The UN has for decades pushed for rich nations to give away 0.7 per cent of gross domestic product (GDP) every year in development aid. The US gives 0.13 per cent of its GDP.
But this amount excludes aid to Iraq and Afghanistan as well as food aid, where the US is the biggest donor but does not attach a monetary value to its contributions.
Jan Egeland, emergency relief co-ordinator for the UN, pleaded on Monday for rich nations to respond generously and quickly and said the level of their aid contributions in general had been "stingy".
Egeland said his comments had been misinterpreted to apply specifically to the tsunami and said governments across the board had been "very generous" in their response.
Some called the Bush administration's early reaction to the disaster in Asia a missed opportunity to show leadership at a time when the US has been trying to build support for its "war on terror".
"I think politically they've done poorly," Derek Mitchell, an expert in Asian affairs at the Washington-based Centre for Strategic and International Studies, said.

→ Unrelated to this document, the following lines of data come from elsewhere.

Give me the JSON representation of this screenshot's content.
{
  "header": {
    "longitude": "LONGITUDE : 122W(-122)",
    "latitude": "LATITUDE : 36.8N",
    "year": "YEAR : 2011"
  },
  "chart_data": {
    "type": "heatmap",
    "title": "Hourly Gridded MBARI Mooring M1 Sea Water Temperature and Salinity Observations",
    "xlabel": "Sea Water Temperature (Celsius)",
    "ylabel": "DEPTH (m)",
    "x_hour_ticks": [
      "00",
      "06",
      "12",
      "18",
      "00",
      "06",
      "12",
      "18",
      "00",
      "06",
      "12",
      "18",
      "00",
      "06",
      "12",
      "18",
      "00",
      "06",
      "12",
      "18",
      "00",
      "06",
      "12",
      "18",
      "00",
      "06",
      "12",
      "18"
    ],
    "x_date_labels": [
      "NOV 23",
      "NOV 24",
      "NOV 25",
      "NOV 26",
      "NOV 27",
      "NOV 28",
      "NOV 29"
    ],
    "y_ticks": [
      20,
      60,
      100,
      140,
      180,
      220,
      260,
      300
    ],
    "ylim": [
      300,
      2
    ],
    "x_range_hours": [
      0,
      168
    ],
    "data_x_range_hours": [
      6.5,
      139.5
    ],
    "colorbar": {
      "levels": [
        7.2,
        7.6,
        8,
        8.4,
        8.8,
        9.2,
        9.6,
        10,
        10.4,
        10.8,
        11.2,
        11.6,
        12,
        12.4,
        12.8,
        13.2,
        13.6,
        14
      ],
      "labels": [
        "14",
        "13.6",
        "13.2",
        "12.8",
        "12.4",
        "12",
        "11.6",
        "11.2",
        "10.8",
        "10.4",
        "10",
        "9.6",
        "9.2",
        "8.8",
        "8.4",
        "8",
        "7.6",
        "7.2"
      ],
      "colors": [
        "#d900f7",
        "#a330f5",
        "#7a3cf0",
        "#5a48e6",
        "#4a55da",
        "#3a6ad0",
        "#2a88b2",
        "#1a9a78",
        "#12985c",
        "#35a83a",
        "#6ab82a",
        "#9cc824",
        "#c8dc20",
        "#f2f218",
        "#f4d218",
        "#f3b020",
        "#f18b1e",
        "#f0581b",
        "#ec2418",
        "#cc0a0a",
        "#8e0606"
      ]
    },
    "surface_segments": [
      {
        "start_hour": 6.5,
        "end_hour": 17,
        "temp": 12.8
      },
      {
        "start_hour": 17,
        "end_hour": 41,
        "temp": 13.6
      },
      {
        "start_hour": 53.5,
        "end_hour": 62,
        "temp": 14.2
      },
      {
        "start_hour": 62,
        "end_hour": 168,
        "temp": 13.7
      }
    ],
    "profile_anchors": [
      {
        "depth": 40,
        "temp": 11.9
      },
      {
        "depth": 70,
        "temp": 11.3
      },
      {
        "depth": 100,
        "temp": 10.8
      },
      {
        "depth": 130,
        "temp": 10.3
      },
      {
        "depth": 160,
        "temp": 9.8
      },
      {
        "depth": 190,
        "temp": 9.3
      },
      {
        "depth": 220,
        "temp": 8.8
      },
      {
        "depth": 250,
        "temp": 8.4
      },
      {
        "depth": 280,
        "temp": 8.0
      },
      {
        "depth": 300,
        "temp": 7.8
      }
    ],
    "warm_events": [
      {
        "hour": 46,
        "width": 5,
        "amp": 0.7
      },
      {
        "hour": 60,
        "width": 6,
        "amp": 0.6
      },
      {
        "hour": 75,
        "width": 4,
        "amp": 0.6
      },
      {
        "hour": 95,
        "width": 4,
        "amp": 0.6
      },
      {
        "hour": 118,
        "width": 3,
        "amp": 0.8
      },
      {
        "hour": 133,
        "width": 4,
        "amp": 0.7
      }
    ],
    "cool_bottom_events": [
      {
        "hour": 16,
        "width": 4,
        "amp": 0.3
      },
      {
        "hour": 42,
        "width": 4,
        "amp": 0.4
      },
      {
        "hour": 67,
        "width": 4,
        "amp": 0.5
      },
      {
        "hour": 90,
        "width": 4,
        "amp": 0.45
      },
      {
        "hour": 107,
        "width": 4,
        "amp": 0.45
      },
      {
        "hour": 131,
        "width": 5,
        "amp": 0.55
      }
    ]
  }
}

Mitchell said the administration initially announced a contribution of just US$15 million and said officials did not do enough to make clear that much more likely would be coming to help meet needs expected to reach into the billions.
Some members of Congress urged a stepped-up effort.
In a letter to Secretary of State Colin Powell, Senator Patrick Leahy, Democrat of Vermont, called for the US to drastically increase foreign aid to the region.
He suggested attaching a measure for it to a supplemental package for Iraq the administration is expected to request in Congress early next year.
Arizona Republican Republican Jim Kolbe, who is in charge of House spending on foreign aid, said another possibility was to redirect unused Iraq reconstruction money to tsunami victims.
At the briefing, Bush said he would consider a German proposal for a debt moratorium for Indonesia and Somalia.
Asked if the US was adequately protected with tsunami early warning systems for residents of the West Coast, Alaska and Hawaii, Bush said he was asking government agencies to look into such things.
"I think that our location in the world is such that we may be less vulnerable than other parts," Bush said.
"But I am not a geologist, as you know."
White House spokesman Trent Duffy later said Bush had asked US Commerce Secretary Donald Evans and Interior Secretary Gale Norton to look into American preparedness for tsunamis.